Cybersecurity Alarms Grow Louder: Google study shows LLM-generated malware is getting harder to track and stop
An AI-generated script to bypass two-factor authentication signals a dawning era of industrial-scale cyberattacks, according to a Google report.
An AI-generated script to bypass two-factor authentication signals a dawning era of industrial-scale cyberattacks, according to a Google report.
What’s new: Hackers used a large language model to identify a previously unknown vulnerability that made it possible for them to commandeer a widely used web administration tool, security researchers at Google reported. The researchers believe a criminal planned to use the technique on a large scale, and its discovery thwarted a broader attack. Their study outlines a variety of cybersecurity threats posed by the steady advance of large language models.
How it works: The Google team identified several ways in which large language models are making it faster and easier to execute cyberattacks. LLMs have aided cyberattacks before, and Anthropic recently warned that its Claude Mythos Preview model can find previously unknown vulnerabilities, but the report offers a catalog of up-and-coming approaches.
- Morphing malware: LLMs can generate malware that evades detection by changing elements of its code. Such programs include a so-called mutation engine that, every time they replicate or infect a new system, rewrite their own decryption routines, swap commands for alternatives that accomplish the same results, add nonfunctional subroutines, and so on without changing their functions. This approach can evade antivirus detection while keeping malicious payloads intact, increasing the danger of attacks that steal data, install backdoors, or encrypt files.
- Identifying logical flaws: Unlike tools typically used by cybersecurity professionals to find bugs in code, which often work by finding known patterns or bombarding it with random data until it breaks, LLMs can reason about what code is intended to do and apply that reasoning to identify logical flaws. This capability can discover vulnerabilities that are invisible to the usual tools and would require a focused review by human experts to find.
- Obfuscation networks: Threat actors often orchestrate ad hoc sets of routers, servers, and specialized technology to hide their points of origin, cover their tracks, and bypass defenses. AI-powered tools can direct malicious traffic through multiple compromised intermediary servers while avoiding patterns that would alert typical security monitors.
- Insecure AI infrastructure: AI infrastructure itself is becoming an attractive target for hackers. Beyond using AI to mask attacks, attackers increasingly target AI tools, models, and accessory software as entry points into networks. Compromising insecure components gives attackers a foothold to spread deeper into systems and steal data, deploy ransomware, or disrupt operations.
Behind the news: Security personnel and policy makers are reviewing defenses and governance measures in light of Claude Mythos Preview. Researchers at the cybersecurity firm Calif used that model to penetrate Apple’s famously sturdy security. Calif brought the exploit to Apple, which is working on a patch. Meanwhile, the United Kingdom-backed AI Security Institute (AISI) reported that Claude Mythos Preview and OpenAI’s GPT-5.5 could reliably execute attacks that would be expected to take humans 3 hours — substantially longer than their previous forecast of 1 hour. (At its debut, Claude Opus 4.6 was able to execute attacks that take people 30 minutes.) AISI’s tests limited the models to 2.5 million output tokens. When they allowed the models to use more tokens, the models were able to execute attacks that would take human attackers longer.

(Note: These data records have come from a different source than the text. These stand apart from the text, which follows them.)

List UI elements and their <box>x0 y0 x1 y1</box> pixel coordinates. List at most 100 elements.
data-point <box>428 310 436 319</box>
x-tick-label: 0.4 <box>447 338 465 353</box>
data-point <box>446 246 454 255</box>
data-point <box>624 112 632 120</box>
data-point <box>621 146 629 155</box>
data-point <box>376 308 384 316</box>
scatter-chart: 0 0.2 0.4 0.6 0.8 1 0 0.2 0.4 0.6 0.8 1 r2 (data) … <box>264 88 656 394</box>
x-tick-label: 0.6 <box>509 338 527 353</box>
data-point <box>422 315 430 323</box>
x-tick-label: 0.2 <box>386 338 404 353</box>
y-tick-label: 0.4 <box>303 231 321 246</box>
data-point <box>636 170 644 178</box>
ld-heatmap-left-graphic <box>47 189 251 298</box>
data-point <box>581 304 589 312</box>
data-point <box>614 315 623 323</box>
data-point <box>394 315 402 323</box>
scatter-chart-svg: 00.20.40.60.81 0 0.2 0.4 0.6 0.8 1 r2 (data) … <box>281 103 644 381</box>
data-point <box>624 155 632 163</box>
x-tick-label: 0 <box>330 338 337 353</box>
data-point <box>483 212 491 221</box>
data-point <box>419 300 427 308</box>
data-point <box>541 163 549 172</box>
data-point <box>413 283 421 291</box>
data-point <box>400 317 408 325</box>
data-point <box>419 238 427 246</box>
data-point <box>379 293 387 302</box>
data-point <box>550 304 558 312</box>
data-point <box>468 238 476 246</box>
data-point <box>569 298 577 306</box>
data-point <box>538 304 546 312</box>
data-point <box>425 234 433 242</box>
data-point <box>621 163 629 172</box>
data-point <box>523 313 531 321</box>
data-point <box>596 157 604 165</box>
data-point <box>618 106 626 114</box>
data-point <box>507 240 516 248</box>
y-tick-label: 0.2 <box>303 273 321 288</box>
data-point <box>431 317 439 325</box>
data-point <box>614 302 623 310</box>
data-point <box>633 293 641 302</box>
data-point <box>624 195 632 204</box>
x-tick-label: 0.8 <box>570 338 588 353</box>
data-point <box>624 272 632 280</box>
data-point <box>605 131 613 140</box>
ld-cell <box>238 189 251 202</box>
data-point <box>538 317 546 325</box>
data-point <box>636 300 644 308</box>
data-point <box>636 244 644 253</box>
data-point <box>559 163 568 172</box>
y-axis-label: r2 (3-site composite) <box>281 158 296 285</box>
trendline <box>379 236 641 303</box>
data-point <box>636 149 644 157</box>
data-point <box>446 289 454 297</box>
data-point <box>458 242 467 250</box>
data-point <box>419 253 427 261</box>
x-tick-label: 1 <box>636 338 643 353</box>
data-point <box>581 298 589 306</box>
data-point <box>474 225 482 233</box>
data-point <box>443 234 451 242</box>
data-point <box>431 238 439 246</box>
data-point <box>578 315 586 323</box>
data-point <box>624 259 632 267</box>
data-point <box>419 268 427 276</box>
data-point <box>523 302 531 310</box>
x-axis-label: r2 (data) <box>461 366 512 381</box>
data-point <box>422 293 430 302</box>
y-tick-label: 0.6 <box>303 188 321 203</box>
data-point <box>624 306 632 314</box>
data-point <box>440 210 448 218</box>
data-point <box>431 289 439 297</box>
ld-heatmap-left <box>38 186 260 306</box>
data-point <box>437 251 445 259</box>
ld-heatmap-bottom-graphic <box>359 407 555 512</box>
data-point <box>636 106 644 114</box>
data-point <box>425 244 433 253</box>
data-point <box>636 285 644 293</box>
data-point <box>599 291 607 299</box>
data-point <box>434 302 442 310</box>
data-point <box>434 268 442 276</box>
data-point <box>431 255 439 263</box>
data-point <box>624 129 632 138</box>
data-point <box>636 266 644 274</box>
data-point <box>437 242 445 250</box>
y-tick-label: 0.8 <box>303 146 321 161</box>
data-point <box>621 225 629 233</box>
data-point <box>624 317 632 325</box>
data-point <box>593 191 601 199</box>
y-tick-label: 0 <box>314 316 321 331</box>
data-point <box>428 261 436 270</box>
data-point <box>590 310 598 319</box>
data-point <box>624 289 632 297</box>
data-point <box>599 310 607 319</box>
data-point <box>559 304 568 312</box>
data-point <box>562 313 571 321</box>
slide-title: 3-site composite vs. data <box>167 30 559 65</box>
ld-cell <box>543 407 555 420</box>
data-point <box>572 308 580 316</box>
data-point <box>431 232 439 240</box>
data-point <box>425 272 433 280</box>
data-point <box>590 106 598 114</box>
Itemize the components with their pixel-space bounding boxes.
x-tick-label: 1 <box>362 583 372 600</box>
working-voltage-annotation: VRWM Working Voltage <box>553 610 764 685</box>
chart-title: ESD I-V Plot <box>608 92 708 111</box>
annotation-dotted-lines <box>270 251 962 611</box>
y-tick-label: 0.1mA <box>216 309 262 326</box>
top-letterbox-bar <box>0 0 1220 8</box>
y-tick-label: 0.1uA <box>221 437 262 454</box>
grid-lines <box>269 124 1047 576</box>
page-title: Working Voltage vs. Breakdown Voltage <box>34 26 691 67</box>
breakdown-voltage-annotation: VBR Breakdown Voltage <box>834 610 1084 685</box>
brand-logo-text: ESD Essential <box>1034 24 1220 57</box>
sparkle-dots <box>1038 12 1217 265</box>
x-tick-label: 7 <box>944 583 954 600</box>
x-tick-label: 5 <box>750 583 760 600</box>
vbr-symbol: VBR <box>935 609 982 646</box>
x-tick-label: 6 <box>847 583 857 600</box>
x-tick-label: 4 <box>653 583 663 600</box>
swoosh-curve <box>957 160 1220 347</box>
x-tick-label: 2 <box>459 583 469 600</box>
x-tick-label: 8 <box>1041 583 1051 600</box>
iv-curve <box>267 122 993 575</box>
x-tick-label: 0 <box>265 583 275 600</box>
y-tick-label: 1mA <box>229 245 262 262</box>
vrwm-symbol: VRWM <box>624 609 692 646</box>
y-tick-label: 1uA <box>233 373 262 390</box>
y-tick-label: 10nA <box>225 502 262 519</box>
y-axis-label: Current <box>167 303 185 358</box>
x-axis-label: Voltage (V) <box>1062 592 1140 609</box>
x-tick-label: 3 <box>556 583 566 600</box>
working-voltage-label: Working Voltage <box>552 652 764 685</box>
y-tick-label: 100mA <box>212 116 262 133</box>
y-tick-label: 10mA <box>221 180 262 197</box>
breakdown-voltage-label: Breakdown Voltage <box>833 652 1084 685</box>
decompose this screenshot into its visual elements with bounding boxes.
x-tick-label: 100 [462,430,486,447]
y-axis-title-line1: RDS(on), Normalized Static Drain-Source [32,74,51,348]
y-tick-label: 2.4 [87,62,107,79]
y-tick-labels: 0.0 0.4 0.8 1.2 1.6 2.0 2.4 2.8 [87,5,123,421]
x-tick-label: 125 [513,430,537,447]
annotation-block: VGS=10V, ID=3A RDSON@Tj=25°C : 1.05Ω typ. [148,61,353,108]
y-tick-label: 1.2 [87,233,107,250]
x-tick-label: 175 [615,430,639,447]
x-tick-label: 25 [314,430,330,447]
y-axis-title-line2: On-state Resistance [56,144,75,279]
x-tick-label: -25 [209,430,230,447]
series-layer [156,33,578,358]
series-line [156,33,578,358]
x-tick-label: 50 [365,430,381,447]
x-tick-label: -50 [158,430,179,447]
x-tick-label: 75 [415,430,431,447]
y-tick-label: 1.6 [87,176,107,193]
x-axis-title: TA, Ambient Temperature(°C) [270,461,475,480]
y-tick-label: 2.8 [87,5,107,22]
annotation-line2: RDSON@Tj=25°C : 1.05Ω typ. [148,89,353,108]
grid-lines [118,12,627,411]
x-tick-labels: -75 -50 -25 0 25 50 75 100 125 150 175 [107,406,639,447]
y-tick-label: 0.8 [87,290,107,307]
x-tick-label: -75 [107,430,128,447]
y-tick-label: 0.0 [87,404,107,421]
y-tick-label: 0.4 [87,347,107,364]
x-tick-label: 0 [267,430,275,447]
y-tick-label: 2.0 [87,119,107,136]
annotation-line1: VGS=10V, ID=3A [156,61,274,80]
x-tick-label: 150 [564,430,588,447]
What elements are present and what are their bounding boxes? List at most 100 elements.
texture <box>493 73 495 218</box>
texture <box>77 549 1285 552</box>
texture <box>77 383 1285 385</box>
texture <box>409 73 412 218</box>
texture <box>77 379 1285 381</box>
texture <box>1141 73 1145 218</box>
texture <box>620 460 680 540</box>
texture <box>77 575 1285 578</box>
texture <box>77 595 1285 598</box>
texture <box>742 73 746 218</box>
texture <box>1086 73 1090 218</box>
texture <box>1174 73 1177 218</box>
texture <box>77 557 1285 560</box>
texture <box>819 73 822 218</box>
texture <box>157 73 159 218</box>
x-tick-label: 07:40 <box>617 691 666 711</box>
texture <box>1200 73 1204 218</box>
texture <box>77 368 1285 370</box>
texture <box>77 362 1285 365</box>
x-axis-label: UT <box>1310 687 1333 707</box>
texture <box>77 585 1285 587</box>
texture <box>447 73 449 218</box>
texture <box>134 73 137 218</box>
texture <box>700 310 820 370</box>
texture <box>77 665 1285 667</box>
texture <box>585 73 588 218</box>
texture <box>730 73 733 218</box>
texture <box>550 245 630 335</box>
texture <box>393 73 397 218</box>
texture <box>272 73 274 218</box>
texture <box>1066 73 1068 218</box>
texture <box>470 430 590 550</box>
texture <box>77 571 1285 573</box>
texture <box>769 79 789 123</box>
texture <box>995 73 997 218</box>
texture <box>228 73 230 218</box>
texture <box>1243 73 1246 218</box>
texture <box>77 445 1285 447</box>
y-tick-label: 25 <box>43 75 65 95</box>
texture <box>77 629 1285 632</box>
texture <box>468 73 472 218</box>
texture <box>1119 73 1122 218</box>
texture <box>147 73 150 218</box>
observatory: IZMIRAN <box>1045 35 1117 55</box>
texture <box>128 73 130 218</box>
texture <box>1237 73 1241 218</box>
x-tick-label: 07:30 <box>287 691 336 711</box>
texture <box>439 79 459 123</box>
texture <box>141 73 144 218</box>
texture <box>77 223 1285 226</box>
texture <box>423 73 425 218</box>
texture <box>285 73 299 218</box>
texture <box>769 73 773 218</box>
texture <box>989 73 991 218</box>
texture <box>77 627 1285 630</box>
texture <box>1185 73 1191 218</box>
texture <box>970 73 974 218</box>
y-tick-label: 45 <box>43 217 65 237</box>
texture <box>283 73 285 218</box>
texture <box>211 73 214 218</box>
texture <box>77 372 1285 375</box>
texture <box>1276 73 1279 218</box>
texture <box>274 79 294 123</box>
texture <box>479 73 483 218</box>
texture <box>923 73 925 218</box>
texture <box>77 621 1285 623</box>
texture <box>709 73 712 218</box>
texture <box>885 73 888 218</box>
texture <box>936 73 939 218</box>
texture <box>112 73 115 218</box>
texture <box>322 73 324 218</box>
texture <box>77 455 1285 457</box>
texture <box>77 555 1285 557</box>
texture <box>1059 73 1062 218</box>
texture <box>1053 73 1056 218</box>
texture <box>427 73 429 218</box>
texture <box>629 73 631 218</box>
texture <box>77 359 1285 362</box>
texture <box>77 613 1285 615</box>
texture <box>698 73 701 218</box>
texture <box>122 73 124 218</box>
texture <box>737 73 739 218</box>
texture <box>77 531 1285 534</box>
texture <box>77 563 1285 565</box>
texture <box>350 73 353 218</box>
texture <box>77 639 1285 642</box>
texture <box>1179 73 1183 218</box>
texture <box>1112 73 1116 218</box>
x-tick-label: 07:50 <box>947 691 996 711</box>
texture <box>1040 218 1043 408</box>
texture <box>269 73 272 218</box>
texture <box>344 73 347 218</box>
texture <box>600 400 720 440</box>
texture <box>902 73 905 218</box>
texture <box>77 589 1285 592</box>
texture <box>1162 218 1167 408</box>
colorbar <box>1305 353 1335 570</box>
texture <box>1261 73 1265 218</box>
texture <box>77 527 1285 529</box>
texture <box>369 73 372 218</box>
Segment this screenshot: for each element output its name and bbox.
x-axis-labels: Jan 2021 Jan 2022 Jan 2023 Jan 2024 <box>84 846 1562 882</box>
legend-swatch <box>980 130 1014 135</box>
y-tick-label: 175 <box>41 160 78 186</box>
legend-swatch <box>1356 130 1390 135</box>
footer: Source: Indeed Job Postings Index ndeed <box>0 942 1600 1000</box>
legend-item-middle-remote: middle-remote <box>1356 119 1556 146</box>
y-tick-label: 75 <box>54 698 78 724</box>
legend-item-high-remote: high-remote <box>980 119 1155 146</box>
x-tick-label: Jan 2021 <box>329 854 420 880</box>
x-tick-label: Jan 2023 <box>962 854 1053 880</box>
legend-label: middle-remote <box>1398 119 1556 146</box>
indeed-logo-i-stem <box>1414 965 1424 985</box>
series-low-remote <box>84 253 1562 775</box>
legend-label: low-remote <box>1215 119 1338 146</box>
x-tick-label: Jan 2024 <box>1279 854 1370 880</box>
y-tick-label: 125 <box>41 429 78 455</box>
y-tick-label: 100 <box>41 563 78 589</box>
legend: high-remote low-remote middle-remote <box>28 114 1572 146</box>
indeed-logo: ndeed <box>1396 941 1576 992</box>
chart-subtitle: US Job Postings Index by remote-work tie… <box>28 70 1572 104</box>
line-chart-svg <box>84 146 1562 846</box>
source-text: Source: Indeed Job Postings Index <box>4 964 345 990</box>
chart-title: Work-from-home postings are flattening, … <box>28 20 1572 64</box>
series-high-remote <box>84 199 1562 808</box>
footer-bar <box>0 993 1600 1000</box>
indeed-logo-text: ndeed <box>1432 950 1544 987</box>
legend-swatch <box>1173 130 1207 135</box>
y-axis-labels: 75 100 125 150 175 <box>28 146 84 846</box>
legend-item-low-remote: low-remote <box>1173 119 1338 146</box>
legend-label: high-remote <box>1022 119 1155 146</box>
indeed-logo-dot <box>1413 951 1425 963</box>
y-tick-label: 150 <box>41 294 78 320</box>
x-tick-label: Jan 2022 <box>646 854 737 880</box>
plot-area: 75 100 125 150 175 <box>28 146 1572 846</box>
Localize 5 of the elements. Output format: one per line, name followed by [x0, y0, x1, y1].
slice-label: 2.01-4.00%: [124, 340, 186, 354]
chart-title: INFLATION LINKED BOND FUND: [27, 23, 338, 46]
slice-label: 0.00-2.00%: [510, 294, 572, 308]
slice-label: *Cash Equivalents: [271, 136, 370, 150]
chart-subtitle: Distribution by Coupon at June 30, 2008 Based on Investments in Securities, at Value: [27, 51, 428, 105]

Why it matters: Google’s findings point to a widening gap between the ability of LLMs to find security vulnerabilities and widely used security methods. The report’s description of automated, industrial-scale attacks implies that next-gen LLMs may be able to exploit bugs faster than cyber teams can implement patches. Its findings may spur further federal scrutiny and complicate both regulatory and commercial efforts, as AI is both a defensive and an offensive tool as well as a prime target of attacks.
We’re thinking: Experts who have used Claude Mythos Preview confirm that it’s a clear advance for both security threats and defenses. We’re optimistic that the current round of patches will make networks more secure, and the lessons learned will contribute to safe roll-outs of further AI advances. Beyond that, software developers will need to devote more attention to proactive defensive research so they discover vulnerabilities before threat actors do.